We have recently implemented a series of welcome emails that do just this. Early results suggest they have increased our activation rate by 30-40% andhad a measurable affect on the number of campaigns customers are creating. This will have a positive affect on engagement and the average revenue per user.
So you can get a head start, here are some of the subject lines I’ve been using.
[Vero] Email remarketing vs. display remarketing by the numbers
[Vero] An email you can send before a customers trial ends that really works!
[Vero] A/B testing isn’t just for your landing page
The goal here is to educate, remember! Don’t just sell your product.
4. Give a discount to new or loyal customers
This is a tried and true example used by e-commerce retailers all over the world.
This example from Rocket GmbH’s The Iconic is sent when a customer joins their newsletter:
This can encourage a customer who would otherwise spend nothing in their first month to spend something as well as incentivize them to join your email list for future sales and up-sells.
Another application of this concept is to email users who abandon a SaaS free trial with an offer to extend their trial. By giving customers the chance to activate you have the chance to turn them into a paying customer and earn something from them, increasing your revenue per customer.
Given that they would otherwise be worth $0 to your company and that you’ve spent money to acquire them you should make the most of it. Spotify sent me this email when I first signed up and it’s a prime example:
5. Use social recommendations
I have not seen this done very well in the wild but I’d like to.
We are in an age where we have the unprecedented ability to track connections between our customers, our product and their friends. Social recommendations are a great way to drive action as social proof is an extremely powerful motivator.
People trust their friends.
Outside of e-commerce stores, one instance where this could work is in social games that have in-app purchases. Anything by Zynga, TinyTower, even games like World Of Warcraft could use this tactic. By emailing customers with updates on their friends’ actions and purchases they could likely increase the number of in-game purchases from their customers, increasing the average revenue per user per period.
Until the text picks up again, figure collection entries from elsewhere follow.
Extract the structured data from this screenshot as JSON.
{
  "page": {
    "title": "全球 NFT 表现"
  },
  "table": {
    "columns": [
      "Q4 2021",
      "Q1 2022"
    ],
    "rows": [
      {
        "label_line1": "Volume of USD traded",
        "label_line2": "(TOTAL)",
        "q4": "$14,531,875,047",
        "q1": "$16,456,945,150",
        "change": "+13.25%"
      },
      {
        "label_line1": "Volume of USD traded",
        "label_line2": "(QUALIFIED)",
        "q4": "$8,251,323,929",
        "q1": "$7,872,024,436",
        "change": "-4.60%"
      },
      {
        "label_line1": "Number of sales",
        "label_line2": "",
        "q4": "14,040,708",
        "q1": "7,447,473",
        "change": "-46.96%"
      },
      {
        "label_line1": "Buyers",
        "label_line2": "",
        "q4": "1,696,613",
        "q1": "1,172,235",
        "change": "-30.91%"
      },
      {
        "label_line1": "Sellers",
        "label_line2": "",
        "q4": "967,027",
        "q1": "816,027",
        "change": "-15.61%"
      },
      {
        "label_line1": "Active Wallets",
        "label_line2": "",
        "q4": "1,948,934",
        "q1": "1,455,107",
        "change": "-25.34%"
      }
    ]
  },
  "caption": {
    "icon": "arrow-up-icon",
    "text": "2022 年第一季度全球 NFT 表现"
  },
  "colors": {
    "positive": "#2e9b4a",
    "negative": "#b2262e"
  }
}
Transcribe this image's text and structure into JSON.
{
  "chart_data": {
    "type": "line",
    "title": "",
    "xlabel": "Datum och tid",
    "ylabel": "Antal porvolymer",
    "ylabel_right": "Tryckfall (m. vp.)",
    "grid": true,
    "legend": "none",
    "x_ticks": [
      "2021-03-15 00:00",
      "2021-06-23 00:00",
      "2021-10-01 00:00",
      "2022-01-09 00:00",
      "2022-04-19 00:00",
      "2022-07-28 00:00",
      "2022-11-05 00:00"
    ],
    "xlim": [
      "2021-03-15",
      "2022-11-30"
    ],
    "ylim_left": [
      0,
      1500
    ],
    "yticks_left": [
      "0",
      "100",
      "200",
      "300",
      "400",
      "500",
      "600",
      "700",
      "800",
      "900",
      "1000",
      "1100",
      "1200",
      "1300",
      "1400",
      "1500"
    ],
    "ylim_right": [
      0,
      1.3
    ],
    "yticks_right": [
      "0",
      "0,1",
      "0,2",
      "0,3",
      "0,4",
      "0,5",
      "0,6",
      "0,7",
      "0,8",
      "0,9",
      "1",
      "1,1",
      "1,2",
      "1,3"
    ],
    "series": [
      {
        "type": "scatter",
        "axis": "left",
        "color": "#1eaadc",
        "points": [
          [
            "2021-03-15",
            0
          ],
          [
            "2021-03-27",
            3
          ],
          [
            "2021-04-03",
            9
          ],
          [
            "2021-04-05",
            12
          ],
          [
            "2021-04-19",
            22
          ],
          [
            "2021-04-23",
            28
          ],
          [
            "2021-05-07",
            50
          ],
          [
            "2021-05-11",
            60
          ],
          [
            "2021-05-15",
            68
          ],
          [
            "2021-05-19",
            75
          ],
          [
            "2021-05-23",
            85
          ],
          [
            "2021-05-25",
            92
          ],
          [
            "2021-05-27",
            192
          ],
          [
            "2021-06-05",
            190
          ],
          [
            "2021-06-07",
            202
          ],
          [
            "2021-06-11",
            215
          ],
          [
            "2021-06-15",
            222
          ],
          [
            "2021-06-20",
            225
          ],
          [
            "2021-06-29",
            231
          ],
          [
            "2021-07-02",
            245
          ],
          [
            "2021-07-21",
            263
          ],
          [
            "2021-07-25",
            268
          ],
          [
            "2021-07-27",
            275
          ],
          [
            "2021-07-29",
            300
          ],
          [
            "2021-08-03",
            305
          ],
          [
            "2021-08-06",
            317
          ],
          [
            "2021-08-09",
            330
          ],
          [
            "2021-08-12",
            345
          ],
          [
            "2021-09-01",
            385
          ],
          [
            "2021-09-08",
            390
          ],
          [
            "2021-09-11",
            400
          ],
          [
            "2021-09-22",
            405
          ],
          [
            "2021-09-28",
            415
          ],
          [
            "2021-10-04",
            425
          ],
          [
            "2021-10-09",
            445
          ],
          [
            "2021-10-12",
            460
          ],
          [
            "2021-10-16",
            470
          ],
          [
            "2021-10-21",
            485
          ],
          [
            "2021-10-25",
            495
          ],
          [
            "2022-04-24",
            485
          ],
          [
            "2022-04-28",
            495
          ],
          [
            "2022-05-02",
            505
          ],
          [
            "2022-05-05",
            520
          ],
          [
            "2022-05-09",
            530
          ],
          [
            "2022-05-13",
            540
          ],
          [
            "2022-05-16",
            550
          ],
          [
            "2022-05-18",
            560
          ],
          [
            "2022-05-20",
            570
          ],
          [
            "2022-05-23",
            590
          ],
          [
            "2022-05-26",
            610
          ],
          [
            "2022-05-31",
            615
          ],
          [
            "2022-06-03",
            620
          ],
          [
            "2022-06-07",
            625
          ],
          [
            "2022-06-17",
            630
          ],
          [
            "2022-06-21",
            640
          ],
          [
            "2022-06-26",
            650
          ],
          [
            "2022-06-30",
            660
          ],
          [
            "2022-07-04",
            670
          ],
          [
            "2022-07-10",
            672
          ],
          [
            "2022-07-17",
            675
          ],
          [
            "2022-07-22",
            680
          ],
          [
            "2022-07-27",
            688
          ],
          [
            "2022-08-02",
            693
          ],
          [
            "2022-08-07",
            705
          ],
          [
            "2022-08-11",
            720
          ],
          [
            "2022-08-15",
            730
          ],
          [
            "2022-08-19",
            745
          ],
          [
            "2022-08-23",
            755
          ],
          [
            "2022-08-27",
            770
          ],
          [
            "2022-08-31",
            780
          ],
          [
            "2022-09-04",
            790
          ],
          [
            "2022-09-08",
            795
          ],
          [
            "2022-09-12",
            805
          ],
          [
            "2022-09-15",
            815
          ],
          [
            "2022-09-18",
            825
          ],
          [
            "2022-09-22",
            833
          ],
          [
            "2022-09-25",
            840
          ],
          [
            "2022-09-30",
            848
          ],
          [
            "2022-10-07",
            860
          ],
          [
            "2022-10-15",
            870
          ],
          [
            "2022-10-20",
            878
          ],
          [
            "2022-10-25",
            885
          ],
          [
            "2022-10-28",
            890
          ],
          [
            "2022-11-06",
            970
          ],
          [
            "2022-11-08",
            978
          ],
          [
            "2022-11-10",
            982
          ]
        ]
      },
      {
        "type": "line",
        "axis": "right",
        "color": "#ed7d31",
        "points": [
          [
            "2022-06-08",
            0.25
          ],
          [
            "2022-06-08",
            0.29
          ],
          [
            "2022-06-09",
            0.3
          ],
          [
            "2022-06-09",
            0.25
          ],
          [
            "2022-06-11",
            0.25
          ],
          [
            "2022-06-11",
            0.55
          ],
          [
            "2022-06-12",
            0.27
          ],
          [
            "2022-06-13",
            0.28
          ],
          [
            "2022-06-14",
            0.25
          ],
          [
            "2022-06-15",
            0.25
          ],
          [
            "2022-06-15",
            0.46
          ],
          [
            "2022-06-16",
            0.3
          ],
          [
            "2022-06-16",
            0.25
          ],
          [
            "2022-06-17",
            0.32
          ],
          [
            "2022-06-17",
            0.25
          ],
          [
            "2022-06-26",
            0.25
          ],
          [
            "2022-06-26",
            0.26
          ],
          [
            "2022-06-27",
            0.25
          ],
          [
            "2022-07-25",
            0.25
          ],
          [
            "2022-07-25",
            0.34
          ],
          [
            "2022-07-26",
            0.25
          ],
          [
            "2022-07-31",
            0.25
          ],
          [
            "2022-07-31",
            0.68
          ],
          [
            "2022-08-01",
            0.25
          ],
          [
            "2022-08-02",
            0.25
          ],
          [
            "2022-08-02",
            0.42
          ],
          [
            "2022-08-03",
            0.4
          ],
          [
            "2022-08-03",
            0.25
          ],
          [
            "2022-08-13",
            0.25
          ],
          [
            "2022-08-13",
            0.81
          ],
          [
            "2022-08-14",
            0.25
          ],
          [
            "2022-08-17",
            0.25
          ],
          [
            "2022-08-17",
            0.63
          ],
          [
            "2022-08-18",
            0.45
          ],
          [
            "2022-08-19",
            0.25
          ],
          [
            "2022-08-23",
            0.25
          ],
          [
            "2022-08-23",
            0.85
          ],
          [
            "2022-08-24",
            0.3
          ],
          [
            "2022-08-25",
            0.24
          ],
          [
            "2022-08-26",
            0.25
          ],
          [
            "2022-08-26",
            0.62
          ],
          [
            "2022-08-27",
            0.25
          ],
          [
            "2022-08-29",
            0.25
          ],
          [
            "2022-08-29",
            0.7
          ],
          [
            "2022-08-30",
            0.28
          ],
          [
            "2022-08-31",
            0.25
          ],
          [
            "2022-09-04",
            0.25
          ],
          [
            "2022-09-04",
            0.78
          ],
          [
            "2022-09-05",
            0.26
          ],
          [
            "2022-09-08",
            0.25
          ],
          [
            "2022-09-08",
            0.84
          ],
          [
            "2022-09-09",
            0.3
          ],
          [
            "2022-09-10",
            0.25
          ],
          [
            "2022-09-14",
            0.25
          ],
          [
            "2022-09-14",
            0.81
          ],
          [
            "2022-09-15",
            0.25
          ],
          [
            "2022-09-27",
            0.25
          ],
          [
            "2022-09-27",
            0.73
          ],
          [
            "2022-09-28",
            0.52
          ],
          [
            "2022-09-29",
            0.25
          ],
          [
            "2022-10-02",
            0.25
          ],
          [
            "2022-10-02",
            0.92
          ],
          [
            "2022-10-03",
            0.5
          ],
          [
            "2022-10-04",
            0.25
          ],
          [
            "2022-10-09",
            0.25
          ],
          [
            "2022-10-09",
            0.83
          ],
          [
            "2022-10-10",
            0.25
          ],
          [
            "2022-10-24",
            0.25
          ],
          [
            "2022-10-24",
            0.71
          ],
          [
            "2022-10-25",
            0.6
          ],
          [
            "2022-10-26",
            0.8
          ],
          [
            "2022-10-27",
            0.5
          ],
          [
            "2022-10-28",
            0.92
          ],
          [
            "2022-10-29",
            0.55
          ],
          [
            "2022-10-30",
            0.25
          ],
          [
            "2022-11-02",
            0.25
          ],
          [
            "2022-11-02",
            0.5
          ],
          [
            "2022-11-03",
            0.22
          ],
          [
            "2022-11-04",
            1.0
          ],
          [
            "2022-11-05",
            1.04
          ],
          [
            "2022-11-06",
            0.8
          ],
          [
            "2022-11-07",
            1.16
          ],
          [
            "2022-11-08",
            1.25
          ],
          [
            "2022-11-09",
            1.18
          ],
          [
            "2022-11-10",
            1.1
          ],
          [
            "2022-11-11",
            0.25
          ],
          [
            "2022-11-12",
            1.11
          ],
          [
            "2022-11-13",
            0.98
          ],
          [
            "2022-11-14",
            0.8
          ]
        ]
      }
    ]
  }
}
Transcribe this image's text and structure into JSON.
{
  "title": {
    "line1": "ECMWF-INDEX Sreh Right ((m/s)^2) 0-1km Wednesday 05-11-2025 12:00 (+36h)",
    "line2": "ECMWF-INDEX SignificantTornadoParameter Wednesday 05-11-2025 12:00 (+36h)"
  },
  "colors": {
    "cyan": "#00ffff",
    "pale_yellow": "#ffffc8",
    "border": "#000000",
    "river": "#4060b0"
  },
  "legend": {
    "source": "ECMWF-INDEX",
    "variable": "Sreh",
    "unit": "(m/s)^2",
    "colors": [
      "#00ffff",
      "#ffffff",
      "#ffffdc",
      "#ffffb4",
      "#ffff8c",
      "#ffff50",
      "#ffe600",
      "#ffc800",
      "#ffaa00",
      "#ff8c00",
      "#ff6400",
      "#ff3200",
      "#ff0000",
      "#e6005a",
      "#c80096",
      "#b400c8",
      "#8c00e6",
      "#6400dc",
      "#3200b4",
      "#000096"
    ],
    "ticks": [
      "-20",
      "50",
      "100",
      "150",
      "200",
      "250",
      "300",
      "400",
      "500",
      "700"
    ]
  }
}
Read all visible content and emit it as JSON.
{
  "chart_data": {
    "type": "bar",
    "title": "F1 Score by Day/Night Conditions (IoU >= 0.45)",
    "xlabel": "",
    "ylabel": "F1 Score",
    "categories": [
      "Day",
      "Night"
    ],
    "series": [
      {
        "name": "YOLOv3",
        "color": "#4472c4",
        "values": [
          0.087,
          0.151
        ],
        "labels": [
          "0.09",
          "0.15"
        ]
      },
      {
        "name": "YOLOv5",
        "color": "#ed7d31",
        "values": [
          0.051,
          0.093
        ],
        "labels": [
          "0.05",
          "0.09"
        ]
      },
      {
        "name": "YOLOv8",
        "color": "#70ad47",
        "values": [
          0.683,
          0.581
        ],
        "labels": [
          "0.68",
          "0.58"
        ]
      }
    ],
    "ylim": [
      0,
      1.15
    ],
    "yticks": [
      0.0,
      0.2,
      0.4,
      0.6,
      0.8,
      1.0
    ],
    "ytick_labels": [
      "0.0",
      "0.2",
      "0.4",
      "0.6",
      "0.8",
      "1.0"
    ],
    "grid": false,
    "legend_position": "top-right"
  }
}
The best example I have seen is from Twitter. Although it doesn’t necessarily drive ‘direct’ revenue it is a great example of social recommendations via email:
Stay tuned
Hopefully these examples and suggestions have given you some ideas on how you can increase the average revenue per customer per period, permanently.
Permanently moving the needle on your revenue is a BIG deal.
In the next part of this series we’ll discuss some further campaign ideas to help you increase how long your customers stick around, the t part of the equation, and decrease your churn rate.
When you put all of these ideas together you should be able to increase your customer lifetime value and make the investment well worth it.